Why the per-square-foot number keeps rising
NAHB reports the per-square-foot construction figure has climbed steadily: $80 in 2011, $114 in 2019, $153 in 2022, and $162 in 2024 (NAHB, January 2025). That's roughly a doubling over 13 years.
Two pressures explain the recent move. First, building material prices spiked through 2022 and have only partially settled. Second, NAHB attributes ongoing increases largely to construction labor shortages, which have pushed wage growth in the home building industry. For Grand Strand projects, the labor pressure is especially relevant because coastal South Carolina competes with active resort, multifamily, and commercial work for the same skilled trades.
It's worth noting these are national figures. NAHB explicitly cautions that "building practices, the cost of labor, the cost of land, and to some extent the cost of materials can vary from place to place." Coastal Carolina builds typically involve enhanced wind-rated construction, elevated foundations in some areas, and specific code compliance that can push hard costs above the national mean.
Where the construction dollars actually go
If you're building in Horry County, knowing the rough share of each stage helps you sanity-check estimates. Per NAHB (January 2025), the eight construction stages broke down as follows for a typical 2024 build:
Interior finishes: 24.1% (the single largest category — cabinets, flooring, trim, paint, fixtures)
Major system rough-ins: 19.2% (plumbing, electrical, HVAC)
Framing, including roof and trusses: 16.6%
Exterior finishes: 13.4% (wall finish, roofing, windows, doors)
Foundations: 10.5%
Site work: 7.6% (including permits, impact fees, water/sewer, architecture)

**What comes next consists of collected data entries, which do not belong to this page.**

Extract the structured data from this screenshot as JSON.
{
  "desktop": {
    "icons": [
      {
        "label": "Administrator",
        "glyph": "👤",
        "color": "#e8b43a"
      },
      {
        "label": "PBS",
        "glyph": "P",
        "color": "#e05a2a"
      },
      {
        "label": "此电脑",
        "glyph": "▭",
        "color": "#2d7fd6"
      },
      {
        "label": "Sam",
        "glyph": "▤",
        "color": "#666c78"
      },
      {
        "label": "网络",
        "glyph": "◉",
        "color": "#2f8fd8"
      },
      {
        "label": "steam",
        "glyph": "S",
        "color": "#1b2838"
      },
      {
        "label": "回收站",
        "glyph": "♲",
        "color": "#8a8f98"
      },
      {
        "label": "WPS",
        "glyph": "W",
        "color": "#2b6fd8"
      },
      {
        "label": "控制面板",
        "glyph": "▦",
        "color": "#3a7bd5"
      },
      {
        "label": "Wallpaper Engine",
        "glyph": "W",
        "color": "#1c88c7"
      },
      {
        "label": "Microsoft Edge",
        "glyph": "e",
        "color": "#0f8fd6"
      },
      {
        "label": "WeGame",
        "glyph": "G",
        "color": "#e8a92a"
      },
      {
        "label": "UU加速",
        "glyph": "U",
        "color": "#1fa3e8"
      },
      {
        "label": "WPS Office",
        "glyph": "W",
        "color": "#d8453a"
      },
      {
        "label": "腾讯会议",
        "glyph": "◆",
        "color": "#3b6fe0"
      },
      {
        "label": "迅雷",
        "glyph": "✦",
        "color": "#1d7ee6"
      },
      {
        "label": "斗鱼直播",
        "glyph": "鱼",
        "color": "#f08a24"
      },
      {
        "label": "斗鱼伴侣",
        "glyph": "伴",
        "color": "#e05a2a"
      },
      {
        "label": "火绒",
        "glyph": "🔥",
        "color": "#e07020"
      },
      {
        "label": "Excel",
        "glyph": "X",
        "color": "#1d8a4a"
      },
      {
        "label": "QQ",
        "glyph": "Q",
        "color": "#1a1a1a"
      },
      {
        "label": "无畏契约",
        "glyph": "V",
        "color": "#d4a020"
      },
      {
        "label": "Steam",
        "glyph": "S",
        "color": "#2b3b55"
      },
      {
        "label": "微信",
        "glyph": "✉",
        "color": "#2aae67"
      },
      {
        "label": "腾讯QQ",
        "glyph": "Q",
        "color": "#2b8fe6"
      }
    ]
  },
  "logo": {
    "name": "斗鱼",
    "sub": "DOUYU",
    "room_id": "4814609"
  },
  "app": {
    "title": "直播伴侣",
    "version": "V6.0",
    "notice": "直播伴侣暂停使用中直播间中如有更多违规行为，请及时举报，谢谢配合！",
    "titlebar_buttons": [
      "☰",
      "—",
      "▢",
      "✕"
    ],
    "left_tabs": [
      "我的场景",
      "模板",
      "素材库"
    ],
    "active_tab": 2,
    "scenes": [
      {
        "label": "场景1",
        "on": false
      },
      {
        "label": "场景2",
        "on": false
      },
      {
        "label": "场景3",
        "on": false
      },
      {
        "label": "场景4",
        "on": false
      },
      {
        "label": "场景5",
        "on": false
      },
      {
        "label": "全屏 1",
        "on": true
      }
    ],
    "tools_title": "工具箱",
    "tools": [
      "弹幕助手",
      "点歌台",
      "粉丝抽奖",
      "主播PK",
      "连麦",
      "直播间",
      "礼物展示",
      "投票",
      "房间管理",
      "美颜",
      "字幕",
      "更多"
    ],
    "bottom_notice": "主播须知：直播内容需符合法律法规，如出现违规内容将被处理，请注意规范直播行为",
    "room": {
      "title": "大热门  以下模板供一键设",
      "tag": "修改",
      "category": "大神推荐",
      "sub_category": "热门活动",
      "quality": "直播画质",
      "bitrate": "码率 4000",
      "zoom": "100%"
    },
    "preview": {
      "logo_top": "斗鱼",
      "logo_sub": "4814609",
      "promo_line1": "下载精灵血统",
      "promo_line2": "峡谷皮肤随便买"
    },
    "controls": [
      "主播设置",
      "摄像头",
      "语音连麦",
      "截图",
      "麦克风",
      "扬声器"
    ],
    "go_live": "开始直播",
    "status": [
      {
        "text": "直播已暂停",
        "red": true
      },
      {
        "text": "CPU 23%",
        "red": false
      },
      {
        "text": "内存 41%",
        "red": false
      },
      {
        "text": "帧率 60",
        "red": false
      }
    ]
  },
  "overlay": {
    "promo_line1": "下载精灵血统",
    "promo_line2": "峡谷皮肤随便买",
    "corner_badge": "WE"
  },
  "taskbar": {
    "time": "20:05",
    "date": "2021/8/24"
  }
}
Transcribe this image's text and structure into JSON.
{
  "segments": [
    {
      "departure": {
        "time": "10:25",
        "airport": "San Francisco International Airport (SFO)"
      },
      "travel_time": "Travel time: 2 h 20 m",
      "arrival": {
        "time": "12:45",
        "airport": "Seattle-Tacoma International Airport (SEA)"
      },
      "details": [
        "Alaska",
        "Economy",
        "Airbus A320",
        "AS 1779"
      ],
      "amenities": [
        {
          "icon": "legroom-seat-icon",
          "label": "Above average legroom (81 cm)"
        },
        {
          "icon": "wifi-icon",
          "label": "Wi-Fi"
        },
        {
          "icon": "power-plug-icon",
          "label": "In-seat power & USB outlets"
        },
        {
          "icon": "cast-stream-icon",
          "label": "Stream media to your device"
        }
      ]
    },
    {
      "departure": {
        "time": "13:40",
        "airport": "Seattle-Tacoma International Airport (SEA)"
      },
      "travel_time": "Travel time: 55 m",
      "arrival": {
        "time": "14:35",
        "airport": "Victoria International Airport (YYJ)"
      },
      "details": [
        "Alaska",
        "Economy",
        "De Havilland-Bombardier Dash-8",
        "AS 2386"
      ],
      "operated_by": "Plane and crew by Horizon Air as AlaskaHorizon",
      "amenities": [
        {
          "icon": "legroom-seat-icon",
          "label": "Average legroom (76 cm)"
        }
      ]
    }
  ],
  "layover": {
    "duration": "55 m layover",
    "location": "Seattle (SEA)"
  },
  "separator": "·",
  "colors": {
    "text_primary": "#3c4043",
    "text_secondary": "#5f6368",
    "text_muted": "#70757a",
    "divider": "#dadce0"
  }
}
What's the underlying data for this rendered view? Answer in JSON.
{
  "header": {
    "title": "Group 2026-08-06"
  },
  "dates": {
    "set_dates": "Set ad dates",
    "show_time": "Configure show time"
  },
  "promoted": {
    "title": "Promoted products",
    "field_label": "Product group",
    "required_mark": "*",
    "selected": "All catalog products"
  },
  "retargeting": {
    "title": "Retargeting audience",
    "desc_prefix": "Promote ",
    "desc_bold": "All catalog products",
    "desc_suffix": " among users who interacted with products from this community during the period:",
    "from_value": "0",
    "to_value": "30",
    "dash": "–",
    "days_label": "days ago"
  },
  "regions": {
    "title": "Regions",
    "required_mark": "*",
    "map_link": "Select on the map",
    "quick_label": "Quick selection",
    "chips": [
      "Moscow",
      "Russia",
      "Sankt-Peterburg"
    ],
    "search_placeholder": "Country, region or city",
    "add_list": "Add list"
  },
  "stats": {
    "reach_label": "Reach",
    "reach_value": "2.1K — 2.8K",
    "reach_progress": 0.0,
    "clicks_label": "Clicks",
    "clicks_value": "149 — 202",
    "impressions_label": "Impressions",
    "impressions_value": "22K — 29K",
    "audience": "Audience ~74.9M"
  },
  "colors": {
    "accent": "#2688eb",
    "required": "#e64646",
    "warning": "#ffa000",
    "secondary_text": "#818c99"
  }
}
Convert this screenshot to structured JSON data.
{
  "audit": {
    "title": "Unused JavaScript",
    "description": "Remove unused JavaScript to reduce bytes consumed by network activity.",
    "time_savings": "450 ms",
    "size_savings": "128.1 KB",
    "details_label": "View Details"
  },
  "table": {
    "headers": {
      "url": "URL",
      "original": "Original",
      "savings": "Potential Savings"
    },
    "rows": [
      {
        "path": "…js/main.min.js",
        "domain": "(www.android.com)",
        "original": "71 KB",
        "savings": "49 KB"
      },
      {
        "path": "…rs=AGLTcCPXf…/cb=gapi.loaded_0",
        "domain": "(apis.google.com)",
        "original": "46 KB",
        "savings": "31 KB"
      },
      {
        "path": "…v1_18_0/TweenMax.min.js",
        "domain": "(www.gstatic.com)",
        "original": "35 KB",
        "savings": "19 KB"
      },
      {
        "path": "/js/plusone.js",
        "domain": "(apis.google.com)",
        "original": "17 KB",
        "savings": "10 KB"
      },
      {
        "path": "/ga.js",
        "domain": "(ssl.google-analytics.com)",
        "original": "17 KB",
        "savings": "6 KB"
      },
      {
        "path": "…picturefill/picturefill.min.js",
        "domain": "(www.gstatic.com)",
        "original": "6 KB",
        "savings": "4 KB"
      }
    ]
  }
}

Final steps: 6.5% (landscaping, driveway, outdoor structures)
Other: 2.1%
Within site work, building permit fees averaged 1.8% of construction cost ($7,640), impact fees 1.5% ($6,367), and water/sewer fees 1.5% ($6,260). Together those regulatory and utility connection costs accounted for roughly $20,000 on the average build — and they vary meaningfully by jurisdiction within Horry County. We cover this in more depth in our breakdown of soft costs, design fees, and permits for Myrtle Beach builds.
How Grand Strand resale prices help you frame the build-vs-buy question
Construction cost is only meaningful in context. According to CCAR MLS (January 2026), the 2025 median single-family sales price across the Coastal Carolinas market was $328,000, with Horry County at $310,000 and submarkets ranging from $260,000 in Myrtle Beach proper to $513,745 in Pawleys Island / Litchfield.
New construction made up a sizable share of activity in 2025: across the entire coastal market, 36.1% of closed sales were new construction, with Horry County at 33.7%, Loris/Longs at 64.0%, and Aynor at 49.4% (CCAR MLS, January 2026).
For April 2026, CCAR MLS reported a Myrtle Beach single-family median sales price of $478,000, with year-to-date median of $527,000 — meaningfully higher than the $260,000 area median for 2025 as a whole, reflecting the mix of higher-priced new construction sales rolling through. The April 2026 data also showed a year-to-date list-to-sale ratio of 96.2%, suggesting active price negotiation.
In plain terms: if the comparable resale near your lot is $400,000 and your projected build totals $650,000, you're paying for newness, customization, and modern systems — not arbitrage.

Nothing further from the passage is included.